U.S. health systems have responded by enacting “step therapy” formulas under which individuals are directed to an initial lowest cost DMT, with access to others coming after their health teams document either treatment failure or a person’s inability to use a low-cost DMT.
This approach, the researchers noted, could affect disease outcomes by delaying the use of more effective treatments.
A team of researchers with the Kaiser Permanente healthcare system developed and began implementing in 2012 an intervention called Multiple Sclerosis Treatment Optimization Program (MSTOP), which aimed to optimize MS treatment and outcomes.
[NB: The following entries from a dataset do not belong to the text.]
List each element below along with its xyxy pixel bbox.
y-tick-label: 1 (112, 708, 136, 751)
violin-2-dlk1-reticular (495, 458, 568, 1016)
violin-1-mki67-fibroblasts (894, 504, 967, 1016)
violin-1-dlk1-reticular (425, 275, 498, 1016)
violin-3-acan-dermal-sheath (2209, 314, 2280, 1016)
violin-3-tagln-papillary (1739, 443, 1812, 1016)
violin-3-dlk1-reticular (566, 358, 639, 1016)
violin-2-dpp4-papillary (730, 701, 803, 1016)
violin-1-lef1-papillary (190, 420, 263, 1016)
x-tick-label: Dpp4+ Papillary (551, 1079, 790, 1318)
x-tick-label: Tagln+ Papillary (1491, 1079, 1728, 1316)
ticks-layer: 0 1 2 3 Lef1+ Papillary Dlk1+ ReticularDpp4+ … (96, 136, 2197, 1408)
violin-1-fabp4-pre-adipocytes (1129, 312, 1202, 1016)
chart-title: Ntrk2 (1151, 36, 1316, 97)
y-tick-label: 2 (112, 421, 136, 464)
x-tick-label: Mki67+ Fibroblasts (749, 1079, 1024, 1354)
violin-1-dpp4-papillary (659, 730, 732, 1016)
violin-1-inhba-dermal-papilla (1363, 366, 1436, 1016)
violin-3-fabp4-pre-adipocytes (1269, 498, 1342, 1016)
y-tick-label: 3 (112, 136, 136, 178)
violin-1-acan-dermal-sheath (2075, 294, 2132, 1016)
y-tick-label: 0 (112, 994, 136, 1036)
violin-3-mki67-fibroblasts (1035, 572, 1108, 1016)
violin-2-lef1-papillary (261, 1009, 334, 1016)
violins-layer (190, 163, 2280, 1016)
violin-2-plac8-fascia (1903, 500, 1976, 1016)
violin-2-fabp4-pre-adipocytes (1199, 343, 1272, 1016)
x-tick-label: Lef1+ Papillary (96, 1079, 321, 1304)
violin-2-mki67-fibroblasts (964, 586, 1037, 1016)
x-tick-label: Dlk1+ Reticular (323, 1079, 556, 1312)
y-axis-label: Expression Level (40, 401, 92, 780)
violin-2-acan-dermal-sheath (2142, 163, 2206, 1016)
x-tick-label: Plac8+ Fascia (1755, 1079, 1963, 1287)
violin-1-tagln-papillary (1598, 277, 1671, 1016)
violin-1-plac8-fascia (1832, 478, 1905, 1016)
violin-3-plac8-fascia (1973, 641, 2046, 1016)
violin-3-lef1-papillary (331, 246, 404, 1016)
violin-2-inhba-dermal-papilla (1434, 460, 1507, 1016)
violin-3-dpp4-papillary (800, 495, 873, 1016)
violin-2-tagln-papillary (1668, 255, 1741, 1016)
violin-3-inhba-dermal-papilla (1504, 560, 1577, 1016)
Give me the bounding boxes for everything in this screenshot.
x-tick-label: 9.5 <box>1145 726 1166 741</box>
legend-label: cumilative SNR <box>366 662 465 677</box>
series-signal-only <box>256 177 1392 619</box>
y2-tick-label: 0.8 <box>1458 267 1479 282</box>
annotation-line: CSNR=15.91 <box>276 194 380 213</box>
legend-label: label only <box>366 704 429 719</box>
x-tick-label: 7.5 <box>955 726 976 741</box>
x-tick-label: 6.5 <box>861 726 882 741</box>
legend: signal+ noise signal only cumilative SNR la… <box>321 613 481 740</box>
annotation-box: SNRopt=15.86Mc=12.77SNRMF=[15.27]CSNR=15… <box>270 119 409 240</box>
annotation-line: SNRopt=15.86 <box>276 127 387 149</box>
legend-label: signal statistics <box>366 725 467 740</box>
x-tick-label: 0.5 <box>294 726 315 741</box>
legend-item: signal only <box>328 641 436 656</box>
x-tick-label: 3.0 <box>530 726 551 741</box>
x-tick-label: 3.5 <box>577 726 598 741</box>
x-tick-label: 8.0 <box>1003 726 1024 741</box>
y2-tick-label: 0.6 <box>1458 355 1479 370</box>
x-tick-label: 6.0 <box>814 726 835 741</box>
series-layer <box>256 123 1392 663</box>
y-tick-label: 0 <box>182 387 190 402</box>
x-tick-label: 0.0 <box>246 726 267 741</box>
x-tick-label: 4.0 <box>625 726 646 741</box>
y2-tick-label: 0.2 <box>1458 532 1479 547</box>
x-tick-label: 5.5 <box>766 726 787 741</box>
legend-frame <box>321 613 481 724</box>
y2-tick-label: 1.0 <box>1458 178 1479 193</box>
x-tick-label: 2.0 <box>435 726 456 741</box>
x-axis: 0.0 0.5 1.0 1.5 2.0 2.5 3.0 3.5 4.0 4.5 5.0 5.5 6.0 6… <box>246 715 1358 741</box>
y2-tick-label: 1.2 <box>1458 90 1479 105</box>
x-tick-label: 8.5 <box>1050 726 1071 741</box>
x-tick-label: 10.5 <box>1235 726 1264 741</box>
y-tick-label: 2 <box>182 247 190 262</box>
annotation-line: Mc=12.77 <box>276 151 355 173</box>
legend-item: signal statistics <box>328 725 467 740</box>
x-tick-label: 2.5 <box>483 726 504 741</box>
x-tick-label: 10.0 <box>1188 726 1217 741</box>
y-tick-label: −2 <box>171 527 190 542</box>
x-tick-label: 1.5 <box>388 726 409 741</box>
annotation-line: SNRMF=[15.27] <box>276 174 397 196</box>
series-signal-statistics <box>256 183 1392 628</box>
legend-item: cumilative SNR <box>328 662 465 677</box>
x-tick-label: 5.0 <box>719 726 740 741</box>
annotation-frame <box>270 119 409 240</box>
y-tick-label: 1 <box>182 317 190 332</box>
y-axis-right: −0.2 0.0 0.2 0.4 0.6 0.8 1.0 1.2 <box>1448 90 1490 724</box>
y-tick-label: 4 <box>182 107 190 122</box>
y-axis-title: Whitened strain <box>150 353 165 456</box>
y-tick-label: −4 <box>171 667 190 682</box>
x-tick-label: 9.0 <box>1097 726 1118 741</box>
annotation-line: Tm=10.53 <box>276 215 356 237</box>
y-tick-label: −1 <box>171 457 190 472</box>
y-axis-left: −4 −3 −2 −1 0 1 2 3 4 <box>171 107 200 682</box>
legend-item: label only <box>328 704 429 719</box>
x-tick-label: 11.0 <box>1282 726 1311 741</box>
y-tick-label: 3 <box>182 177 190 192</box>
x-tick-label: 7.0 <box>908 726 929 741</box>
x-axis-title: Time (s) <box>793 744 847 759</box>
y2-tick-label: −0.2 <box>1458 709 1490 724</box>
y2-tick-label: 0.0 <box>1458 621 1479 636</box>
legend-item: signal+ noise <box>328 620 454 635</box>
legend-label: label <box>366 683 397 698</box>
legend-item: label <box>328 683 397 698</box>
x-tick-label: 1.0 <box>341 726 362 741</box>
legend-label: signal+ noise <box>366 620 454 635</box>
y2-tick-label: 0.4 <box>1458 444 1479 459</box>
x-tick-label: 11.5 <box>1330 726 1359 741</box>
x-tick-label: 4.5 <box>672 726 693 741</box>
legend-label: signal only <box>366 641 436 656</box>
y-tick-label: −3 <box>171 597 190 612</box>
In brief, the program had three main goals: to increase the use of highly effective DMTs according to a patient’s risk of disease progression; to design an “ethical, cost-sensitive” formula of preferred DMTs that would reduce patient expenses without reducing care quality; and to campaign against new DMTs that provided low value to patients, which essentially means the benefits of a therapy were not seen to be high enough to justify its cost.
Highly effective therapies preferred by the researchers were those with evidence of superiority in randomized controlled trials, and included Tysabri (natalizumab), rituximab, and, briefly, fingolimod (sold as Gilenya; generics not yet available in the U.S.).
The researchers described the effects of the program in patients using the Kaiser Permanente Southern California (KPSC) healthcare system between 2012 and 2018. For comparison, the team examined the overall costs and outcomes of MS patients in this region prior to program implementation (from 2009 to 2011).
They also evaluated outcomes in another Kaiser Permanente healthcare region of similar size and demographics that did not endorse MSTOP until 2018, called a comparator region. Therapy prices are the same across regions in the Kaiser Permanente system, the study noted.
The program met its first goal, with the use of highly effective therapies in the KPSC region increasing from 11.6% in 2012 to 43.2% in 2016, and to 62.5% at the close of 2018. The use of these agents rose much more slowly in the comparator region, from 12.2% to 16.8% in 2012–16, and to 39.8% by 2018’s close.
A corresponding decrease in relapses was also observed. In 2009, 4.9% of people were on highly effective DMTs, with an annual relapse rate (ARR) of 182.2 per 1,000 patient-years (a measure that takes into account the number of patients and the overall follow-up time for each patient). By 2018, the annual relapse rate had declined to less then half — 67.3 per 1,000 patient-years.
The average annual cost of DMTs per patient also declined from a peak of $43,100 in 2014 to $26,300 in 2018 — a significantly greater decline than that observed in the comparator group, which went from $53,100 at its 2015 peak to $40,000 in 2018.
The KPSC group also saw a significant decline in the use of low-value DMTs relative to the comparator — meeting the program’s third goal. The drop in use of these therapies came with significant financial benefit, with the KPSC system spending an overall $81.9 million less than the comparator region in 2018.
“Annual DMT expenditures in 2018 were less than those in 2011” for KPSC, “even with an 11.3% increase in DMT-treated” patients, its researchers wrote. “In contrast, Medicare’s MS DMT costs rose on average 12.8% annually during the same timeframe.”
While the program showed clear success in lowering DMT costs, “the biggest limitation of this study is whether MSTOP can be adapted to non-[Kaiser Permanente] settings. This will depend upon insurers and clinicians’ willingness to work together,” the team wrote.
According to the investigators, one important aspect of promoting cost reductions for MS patients is to encourage clinicians to prescribe generic versions of effective therapies.
“Our experience suggests that physician-led rational prescribing programs could lead to substantial improvements in quality and affordability in the care of [people with] MS in other settings,” the researchers concluded.